The story of The Wildling Sisters goes back and forth between August of 1959, when the four Wilde sisters stayed at Applecote and shared a horrific bonding experience, and the present, when Jessie is settling her blended family in to the old home.
There’s a sense of foreboding hanging over the story in both times: Readers know something devastating is going to happen to teens Flora, Pam and Margot and preteen Dot, that they will have a secret to keep of their own, all on top of dealing with the secrets that underlie the disappearance of their cousin. And those secrets somehow cling to the house decades later, when Jessie and Will move in. Will they be able to find some peace in the countryside, or will the ghosts of the past, however unrelated to them, make it impossible?

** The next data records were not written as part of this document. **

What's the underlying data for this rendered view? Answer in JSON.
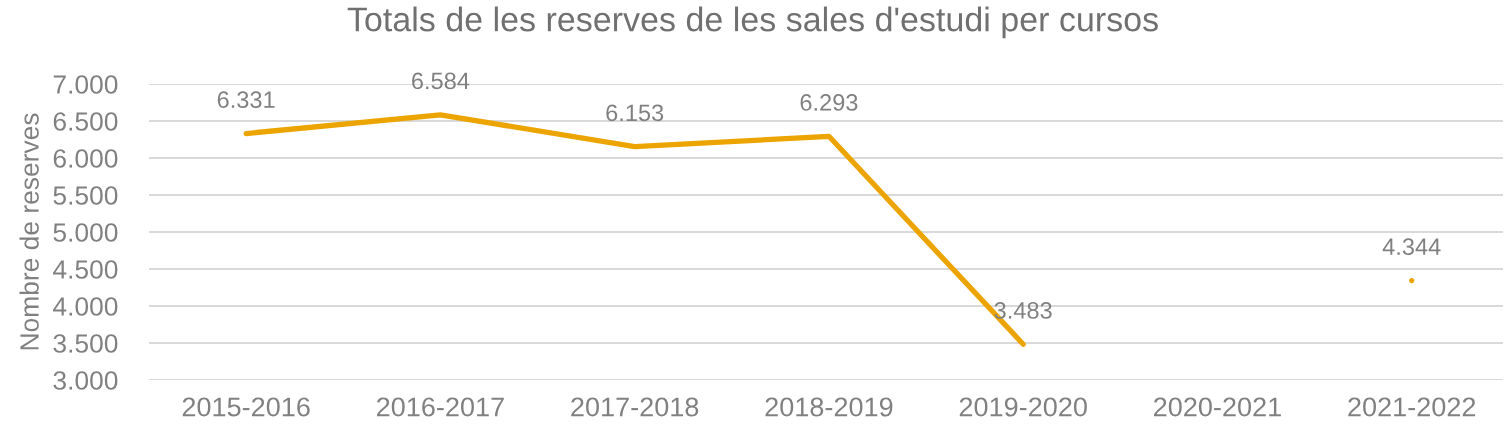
{
  "chart_data": {
    "type": "line",
    "title": "Totals de les reserves de les sales d'estudi per cursos",
    "ylabel": "Nombre de reserves",
    "categories": [
      "2015-2016",
      "2016-2017",
      "2017-2018",
      "2018-2019",
      "2019-2020",
      "2020-2021",
      "2021-2022"
    ],
    "series": [
      {
        "color": "#eca500",
        "values": [
          6331,
          6584,
          6153,
          6293,
          3483,
          null,
          4344
        ],
        "value_labels": [
          "6.331",
          "6.584",
          "6.153",
          "6.293",
          "3.483",
          null,
          "4.344"
        ]
      }
    ],
    "ylim": [
      3000,
      7000
    ],
    "yticks": [
      {
        "value": 3000,
        "label": "3.000"
      },
      {
        "value": 3500,
        "label": "3.500"
      },
      {
        "value": 4000,
        "label": "4.000"
      },
      {
        "value": 4500,
        "label": "4.500"
      },
      {
        "value": 5000,
        "label": "5.000"
      },
      {
        "value": 5500,
        "label": "5.500"
      },
      {
        "value": 6000,
        "label": "6.000"
      },
      {
        "value": 6500,
        "label": "6.500"
      },
      {
        "value": 7000,
        "label": "7.000"
      }
    ],
    "grid": "y",
    "marker": "none",
    "line_style": "solid"
  }
}
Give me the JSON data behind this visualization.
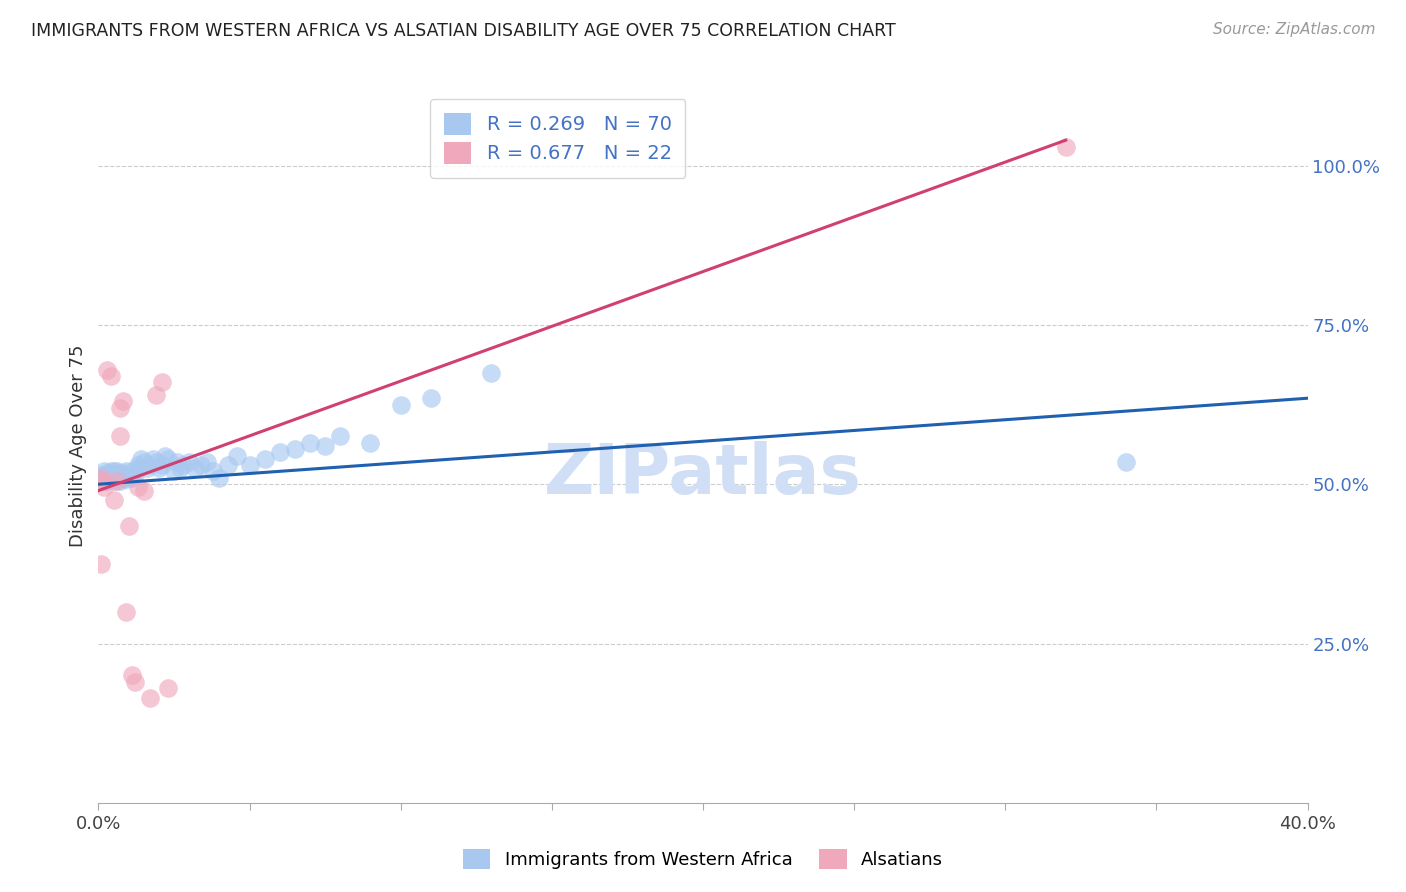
{
  "title": "IMMIGRANTS FROM WESTERN AFRICA VS ALSATIAN DISABILITY AGE OVER 75 CORRELATION CHART",
  "source": "Source: ZipAtlas.com",
  "ylabel": "Disability Age Over 75",
  "xlim": [
    0.0,
    0.4
  ],
  "ylim": [
    0.0,
    1.12
  ],
  "ytick_right": [
    0.25,
    0.5,
    0.75,
    1.0
  ],
  "ytick_right_labels": [
    "25.0%",
    "50.0%",
    "75.0%",
    "100.0%"
  ],
  "blue_R": 0.269,
  "blue_N": 70,
  "pink_R": 0.677,
  "pink_N": 22,
  "blue_color": "#A8C8F0",
  "pink_color": "#F0A8BC",
  "blue_line_color": "#2060B0",
  "pink_line_color": "#D04070",
  "watermark": "ZIPatlas",
  "watermark_color": "#D0DFF5",
  "legend_label_blue": "Immigrants from Western Africa",
  "legend_label_pink": "Alsatians",
  "blue_scatter_x": [
    0.001,
    0.001,
    0.002,
    0.002,
    0.002,
    0.003,
    0.003,
    0.003,
    0.003,
    0.004,
    0.004,
    0.004,
    0.004,
    0.005,
    0.005,
    0.005,
    0.005,
    0.006,
    0.006,
    0.006,
    0.006,
    0.007,
    0.007,
    0.007,
    0.008,
    0.008,
    0.008,
    0.009,
    0.009,
    0.01,
    0.01,
    0.011,
    0.011,
    0.012,
    0.013,
    0.013,
    0.014,
    0.015,
    0.016,
    0.017,
    0.018,
    0.019,
    0.02,
    0.021,
    0.022,
    0.023,
    0.025,
    0.026,
    0.027,
    0.028,
    0.03,
    0.032,
    0.034,
    0.036,
    0.038,
    0.04,
    0.043,
    0.046,
    0.05,
    0.055,
    0.06,
    0.065,
    0.07,
    0.075,
    0.08,
    0.09,
    0.1,
    0.11,
    0.13,
    0.34
  ],
  "blue_scatter_y": [
    0.51,
    0.515,
    0.505,
    0.51,
    0.52,
    0.508,
    0.512,
    0.518,
    0.505,
    0.51,
    0.515,
    0.508,
    0.52,
    0.51,
    0.505,
    0.515,
    0.52,
    0.508,
    0.512,
    0.515,
    0.52,
    0.51,
    0.515,
    0.505,
    0.515,
    0.51,
    0.518,
    0.508,
    0.52,
    0.512,
    0.515,
    0.52,
    0.51,
    0.515,
    0.53,
    0.525,
    0.54,
    0.535,
    0.525,
    0.53,
    0.54,
    0.535,
    0.525,
    0.53,
    0.545,
    0.54,
    0.52,
    0.535,
    0.525,
    0.53,
    0.535,
    0.525,
    0.53,
    0.535,
    0.52,
    0.51,
    0.53,
    0.545,
    0.53,
    0.54,
    0.55,
    0.555,
    0.565,
    0.56,
    0.575,
    0.565,
    0.625,
    0.635,
    0.675,
    0.535
  ],
  "pink_scatter_x": [
    0.001,
    0.002,
    0.002,
    0.003,
    0.004,
    0.005,
    0.006,
    0.007,
    0.007,
    0.008,
    0.009,
    0.01,
    0.011,
    0.012,
    0.013,
    0.015,
    0.017,
    0.019,
    0.021,
    0.023,
    0.32,
    0.001
  ],
  "pink_scatter_y": [
    0.51,
    0.505,
    0.495,
    0.68,
    0.67,
    0.475,
    0.505,
    0.575,
    0.62,
    0.63,
    0.3,
    0.435,
    0.2,
    0.19,
    0.495,
    0.49,
    0.165,
    0.64,
    0.66,
    0.18,
    1.03,
    0.375
  ],
  "blue_trend_x": [
    0.0,
    0.4
  ],
  "blue_trend_y": [
    0.5,
    0.635
  ],
  "pink_trend_x": [
    0.0,
    0.32
  ],
  "pink_trend_y": [
    0.49,
    1.04
  ]
}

I enjoy stories of dark secrets from the past bubbling up to the surface in the present day, so I was eager to find out how this book played out. I wasn’t disappointed. I felt invested in what happened not just to the four “Wildling” sisters (as their uncle called them) but to Jessie, who so much wants to make peace with her stepdaughter and the ever-present specter of her husband’s seemingly perfect dead wife. I couldn’t put the book down for the last third and enjoyed how the ending came together.
Rated: Moderate. There are three uses of strong language and a few other uses of milder language; sexual content includes vague references to the free lifestyle of the four girls’ mother and the developing bodies of the girls, as well as a few teen-girl observations on seeing or almost seeing manly body parts. The one narrator talks about her sister saying she almost “went all the way” and there is a scene of some kissing and fondling.
*I received an ARC of this book in exchange for my honest review.